Book Review: Hollowpox by Jessica Townsend

Read January 2021

Today I’m reviewing book three of the Nevermoor Series by Jessica Townsend. I love all the books in the series so far, and the third book didn’t disappoint. Morrigan Crow and her friends are back, and Morrigan herself is finally fulfilling her dreams of becoming a fully-fledged Wundersmith.

What is this magical series you ask? The series starts with Morrigan Crow, born a Cursed Child destined to die on her 11th birthday, but swept away at the last second to live in the land of Nevermoor – safe and finding herself chosen to join the magical school called The Wundrous Society. Book three finds Morrigan accepted as a Wundersmith and given the chance to learn more about her powers at the Society.

Synopsis

Morrigan Crow and her friends have survived their first year as proud scholars of the elite Wundrous Society, helped bring down the nefarious Ghastly Market, and proven themselves loyal to Unit 919. Now Morrigan faces a new, exciting challenge: to master the mysterious Wretched Arts, and control the power that threatens to consume her.

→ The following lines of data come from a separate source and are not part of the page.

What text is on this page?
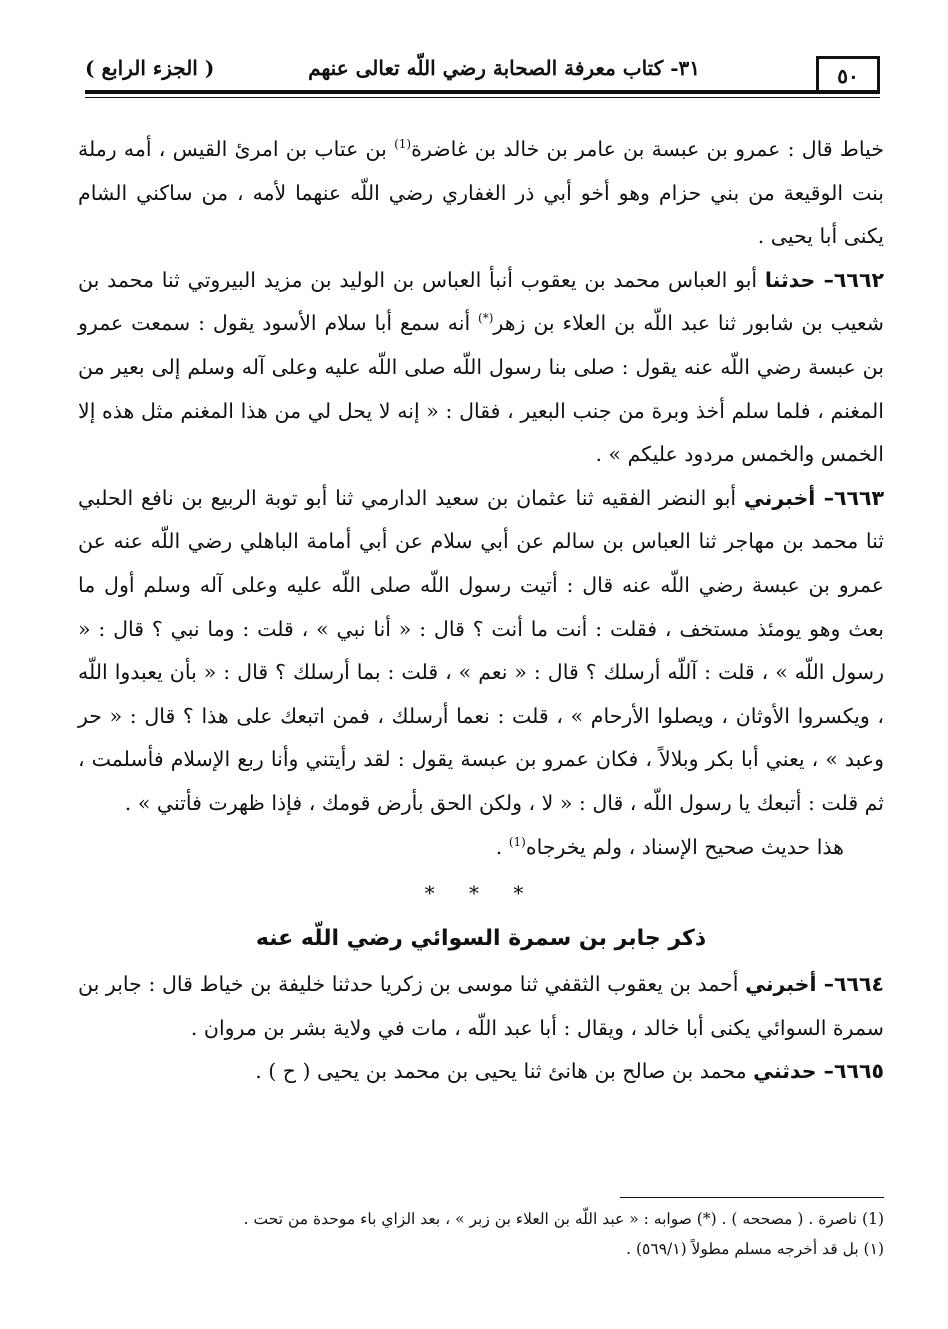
( الجزء الرابع )	٣١- كتاب معرفة الصحابة رضي اللّه تعالى عنهم	٥٠

خياط قال : عمرو بن عبسة بن عامر بن خالد بن غاضرة$^{(1)}$ بن عتاب بن امرئ القيس ، أمه رملة بنت الوقيعة من بني حزام وهو أخو أبي ذر الغفاري رضي اللّه عنهما لأمه ، من ساكني الشام يكنى أبا يحيى .

٦٦٦٢– حدثنا أبو العباس محمد بن يعقوب أنبأ العباس بن الوليد بن مزيد البيروتي ثنا محمد بن شعيب بن شابور ثنا عبد اللّه بن العلاء بن زهر(*) أنه سمع أبا سلام الأسود يقول : سمعت عمرو بن عبسة رضي اللّه عنه يقول : صلى بنا رسول اللّه صلى اللّه عليه وعلى آله وسلم إلى بعير من المغنم ، فلما سلم أخذ وبرة من جنب البعير ، فقال : « إنه لا يحل لي من هذا المغنم مثل هذه إلا الخمس والخمس مردود عليكم » .

٦٦٦٣– أخبرني أبو النضر الفقيه ثنا عثمان بن سعيد الدارمي ثنا أبو توبة الربيع بن نافع الحلبي ثنا محمد بن مهاجر ثنا العباس بن سالم عن أبي سلام عن أبي أمامة الباهلي رضي اللّه عنه عن عمرو بن عبسة رضي اللّه عنه قال : أتيت رسول اللّه صلى اللّه عليه وعلى آله وسلم أول ما بعث وهو يومئذ مستخف ، فقلت : أنت ما أنت ؟ قال : « أنا نبي » ، قلت : وما نبي ؟ قال : « رسول اللّه » ، قلت : آللّه أرسلك ؟ قال : « نعم » ، قلت : بما أرسلك ؟ قال : « بأن يعبدوا اللّه ، ويكسروا الأوثان ، ويصلوا الأرحام » ، قلت : نعما أرسلك ، فمن اتبعك على هذا ؟ قال : « حر وعبد » ، يعني أبا بكر وبلالاً ، فكان عمرو بن عبسة يقول : لقد رأيتني وأنا ربع الإسلام فأسلمت ، ثم قلت : أتبعك يا رسول اللّه ، قال : « لا ، ولكن الحق بأرض قومك ، فإذا ظهرت فأتني » .

هذا حديث صحيح الإسناد ، ولم يخرجاه$^{(1)}$ .

* * *
ذكر جابر بن سمرة السوائي رضي اللّه عنه

٦٦٦٤– أخبرني أحمد بن يعقوب الثقفي ثنا موسى بن زكريا حدثنا خليفة بن خياط قال : جابر بن سمرة السوائي يكنى أبا خالد ، ويقال : أبا عبد اللّه ، مات في ولاية بشر بن مروان .

٦٦٦٥– حدثني محمد بن صالح بن هانئ ثنا يحيى بن محمد بن يحيى ( ح ) .

(1) ناصرة . ( مصححه ) . (*) صوابه : « عبد اللّه بن العلاء بن زبر » ، بعد الزاي باء موحدة من تحت .

(١) بل قد أخرجه مسلم مطولاً (٥٦٩/١) .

But a strange and frightening illness has taken hold of Nevermoor, turning infected Wunimals into mindless, vicious Unnimals on the hunt. As victims of the Hollowpox multiply, panic spreads. And with the city she loves in a state of fear, Morrigan quickly realizes it’s up to her to find a cure for the Hollowpox, even if it will put her – and everyone in Nevermoor – in more danger than she ever imagined.

Book Review

I would say that the first book has always been my favourite, mainly perhaps because it’s an introduction to the magic and wonder that is Nevermoor. Hollowpox in comparison to the other two books doesn’t hold as much wonder and excitement because actually the whole plot is about a horrible virus overtaking the Wunimals – I particularly take my hat off to the writer and publishers for the timing of publication.

That doesn’t mean there isn’t magic and “wunder” though. In fact, I particularly loved the aspect of the Golden Hours. Sections of Time suspended in recurring loops where Morrigan can simply step into time and learn her Wunder Arts. Wouldn’t it be great to record our own best times as a “Golden Hour”? I also loved the Gobleian Library (related to the Bodleian Library perhaps?) where books are alive and monsters can escape from the pages of their leather-bound original homes. Both were indeed highlights in a book that was mostly about the virus incidents and Morrigan learning her craft.

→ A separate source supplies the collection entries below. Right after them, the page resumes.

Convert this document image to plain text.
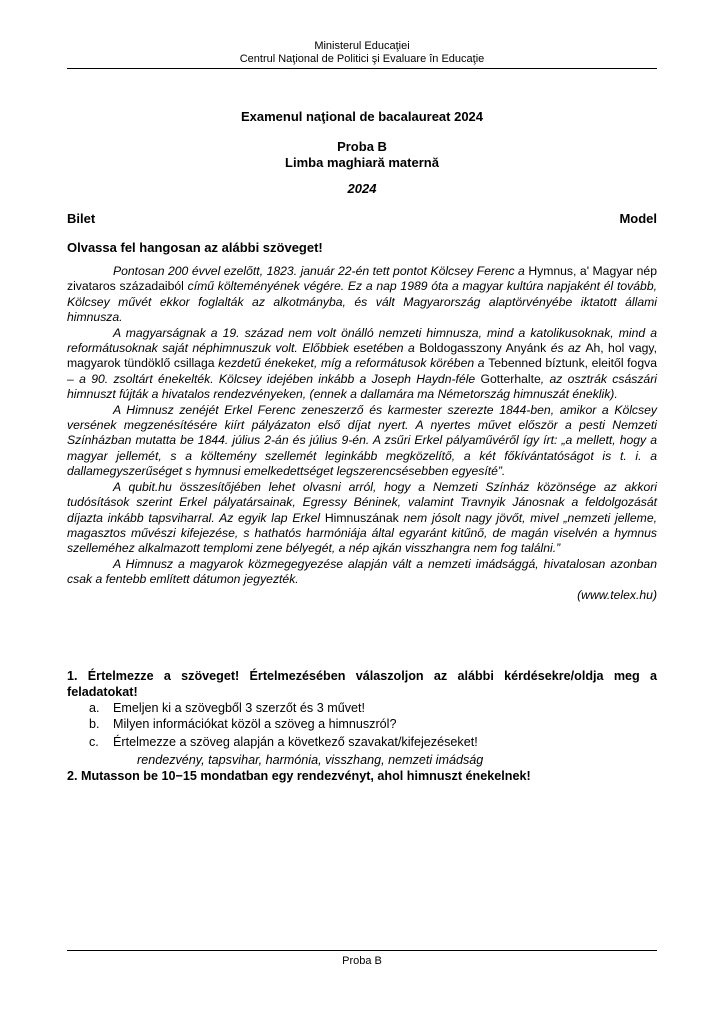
Ministerul Educaţiei
Centrul Naţional de Politici şi Evaluare în Educaţie
Examenul naţional de bacalaureat 2024
Proba B
Limba maghiară maternă
2024
Bilet	Model
Olvassa fel hangosan az alábbi szöveget!

Pontosan 200 évvel ezelőtt, 1823. január 22-én tett pontot Kölcsey Ferenc a Hymnus, a' Magyar nép zivataros századaiból című költeményének végére. Ez a nap 1989 óta a magyar kultúra napjaként él tovább, Kölcsey művét ekkor foglalták az alkotmányba, és vált Magyarország alaptörvényébe iktatott állami himnusza.

A magyarságnak a 19. század nem volt önálló nemzeti himnusza, mind a katolikusoknak, mind a reformátusoknak saját néphimnuszuk volt. Előbbiek esetében a Boldogasszony Anyánk és az Ah, hol vagy, magyarok tündöklő csillaga kezdetű énekeket, míg a reformátusok körében a Tebenned bíztunk, eleitől fogva – a 90. zsoltárt énekelték. Kölcsey idejében inkább a Joseph Haydn-féle Gotterhalte, az osztrák császári himnuszt fújták a hivatalos rendezvényeken, (ennek a dallamára ma Németország himnuszát éneklik).

A Himnusz zenéjét Erkel Ferenc zeneszerző és karmester szerezte 1844-ben, amikor a Kölcsey versének megzenésítésére kiírt pályázaton első díjat nyert. A nyertes művet először a pesti Nemzeti Színházban mutatta be 1844. július 2-án és július 9-én. A zsűri Erkel pályaművéről így írt: „a mellett, hogy a magyar jellemét, s a költemény szellemét leginkább megközelítő, a két főkívántatóságot is t. i. a dallamegyszerűséget s hymnusi emelkedettséget legszerencsésebben egyesíté”.

A qubit.hu összesítőjében lehet olvasni arról, hogy a Nemzeti Színház közönsége az akkori tudósítások szerint Erkel pályatársainak, Egressy Béninek, valamint Travnyik Jánosnak a feldolgozását díjazta inkább tapsviharral. Az egyik lap Erkel Himnuszának nem jósolt nagy jövőt, mivel „nemzeti jelleme, magasztos művészi kifejezése, s hathatós harmóniája által egyaránt kitűnő, de magán viselvén a hymnus szelleméhez alkalmazott templomi zene bélyegét, a nép ajkán visszhangra nem fog találni.”

A Himnusz a magyarok közmegegyezése alapján vált a nemzeti imádsággá, hivatalosan azonban csak a fentebb említett dátumon jegyezték.

(www.telex.hu)

1. Értelmezze a szöveget! Értelmezésében válaszoljon az alábbi kérdésekre/oldja meg a feladatokat!

a.	Emeljen ki a szövegből 3 szerzőt és 3 művet!

b.	Milyen információkat közöl a szöveg a himnuszról?

c.	Értelmezze a szöveg alapján a következő szavakat/kifejezéseket!

rendezvény, tapsvihar, harmónia, visszhang, nemzeti imádság

2. Mutasson be 10−15 mondatban egy rendezvényt, ahol himnuszt énekelnek!

Proba B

Poor Morrigan though. She wants so desperately to live up to the type of Wundersmith she wants to be – rather than feel that she is in any way related skillswise to Squall. I was a bit put out by the ending of the book, even though it ended up tying up loose ends with the virus – I was uneasy over Morrigan’s decision but accepted it as part of the plot for the next book. I’m more intrigued now by the President of the Wintersea Republic, wondering how she will fit into the plot of the next book. And I sort of wonder about Squall – will he continue as the villain of this tale or is there a deeper side to all of this? Time – and a new book – will tell.

Overall I give the book four stars out of five.